Or revenons à notre matière, et disons que le Souldan, qui darrenierement estoit mort avoit ung filz qui estoit de l’eage de vingt-cinq ans, moult saige, instruit, et ja malicieux. Et pourtant que le Souldan doubtoit qu’il le voulsist desheriter, ne l’avoit point voulu tenir emprés lui ; mais lui avoit donné un royaume qu’il avoit en Orient. Et tantoust que le Souldan son père fut mort, les admiraulx[1] de Babiloine l’envoierent querir, et le firent leur souldan. Et quant il se vit maistre et seigneur, il ousta aux connestable, mareschaux et senneschaux de son père, les verges d’or[2] et offices qu’ilz avoient, et les donna à ceulx qu’il avoit amenez avecques lui d’Orient. Dont de ce tous furent esmeuz en leurs courages ; et aussi ceulx qui avoient esté du conseil de son père en eurent grant despit, et doubtoient fort qu’il voulsist faire d’eulx, après ce que il leur avoit osté leurs biens, comme avoit fait le Souldan, qui avoit fait mourir ceulx qui avoient prins le conte de Montfort et le conte de Bar, dont j’ay devant parlé.

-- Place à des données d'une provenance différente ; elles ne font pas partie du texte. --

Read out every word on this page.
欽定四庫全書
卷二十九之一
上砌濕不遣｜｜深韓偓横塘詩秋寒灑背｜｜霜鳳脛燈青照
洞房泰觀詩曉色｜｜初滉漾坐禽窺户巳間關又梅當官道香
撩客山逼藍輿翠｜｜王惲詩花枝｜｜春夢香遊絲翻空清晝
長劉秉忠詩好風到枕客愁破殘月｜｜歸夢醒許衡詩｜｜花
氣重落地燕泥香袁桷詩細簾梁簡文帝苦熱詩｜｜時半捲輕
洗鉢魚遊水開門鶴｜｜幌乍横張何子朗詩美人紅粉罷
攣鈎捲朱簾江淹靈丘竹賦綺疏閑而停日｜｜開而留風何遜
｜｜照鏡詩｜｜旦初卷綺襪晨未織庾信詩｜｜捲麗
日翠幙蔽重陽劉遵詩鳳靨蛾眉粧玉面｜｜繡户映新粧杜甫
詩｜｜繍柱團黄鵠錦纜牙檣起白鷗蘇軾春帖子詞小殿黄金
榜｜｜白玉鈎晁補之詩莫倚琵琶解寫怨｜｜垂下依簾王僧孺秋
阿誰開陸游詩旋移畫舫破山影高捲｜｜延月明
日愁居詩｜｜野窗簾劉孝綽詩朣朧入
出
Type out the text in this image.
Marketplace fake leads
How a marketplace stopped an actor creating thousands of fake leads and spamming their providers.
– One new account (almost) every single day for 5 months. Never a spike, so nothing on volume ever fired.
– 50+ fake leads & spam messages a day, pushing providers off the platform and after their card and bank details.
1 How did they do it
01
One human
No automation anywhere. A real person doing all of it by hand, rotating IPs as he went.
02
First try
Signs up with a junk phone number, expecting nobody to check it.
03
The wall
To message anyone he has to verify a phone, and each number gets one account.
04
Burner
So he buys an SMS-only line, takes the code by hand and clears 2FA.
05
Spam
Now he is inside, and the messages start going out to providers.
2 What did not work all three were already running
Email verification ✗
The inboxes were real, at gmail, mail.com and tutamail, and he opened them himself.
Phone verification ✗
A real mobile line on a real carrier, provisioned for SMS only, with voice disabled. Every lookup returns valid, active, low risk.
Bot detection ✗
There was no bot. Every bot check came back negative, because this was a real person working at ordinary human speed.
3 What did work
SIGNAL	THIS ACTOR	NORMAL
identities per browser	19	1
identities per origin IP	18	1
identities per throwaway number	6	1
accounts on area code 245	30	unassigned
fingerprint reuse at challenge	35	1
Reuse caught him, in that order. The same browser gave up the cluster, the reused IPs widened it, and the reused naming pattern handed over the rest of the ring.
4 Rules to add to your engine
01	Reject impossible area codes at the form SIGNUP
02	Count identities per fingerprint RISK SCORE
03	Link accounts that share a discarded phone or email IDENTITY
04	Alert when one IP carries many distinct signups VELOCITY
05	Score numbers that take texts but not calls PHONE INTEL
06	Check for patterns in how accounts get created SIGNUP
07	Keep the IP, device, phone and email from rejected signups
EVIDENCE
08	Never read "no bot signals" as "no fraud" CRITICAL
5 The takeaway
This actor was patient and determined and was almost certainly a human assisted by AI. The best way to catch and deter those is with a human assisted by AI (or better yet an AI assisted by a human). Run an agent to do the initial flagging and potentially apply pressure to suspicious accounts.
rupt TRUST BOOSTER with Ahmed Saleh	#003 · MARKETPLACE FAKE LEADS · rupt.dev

Et pourtant furent-ilz tous d’un commun assentement de le faire mourir : et trouverent faczon que ceulx que on appelloit de la Haulcqua, qui devoient garder le corps du Souldan, leur promisdrent qu’ilz le occiroient.

  1. Admiraulx : émirs.
  2. Les verges d’or : c’étoient des marques de supériorité et de justice.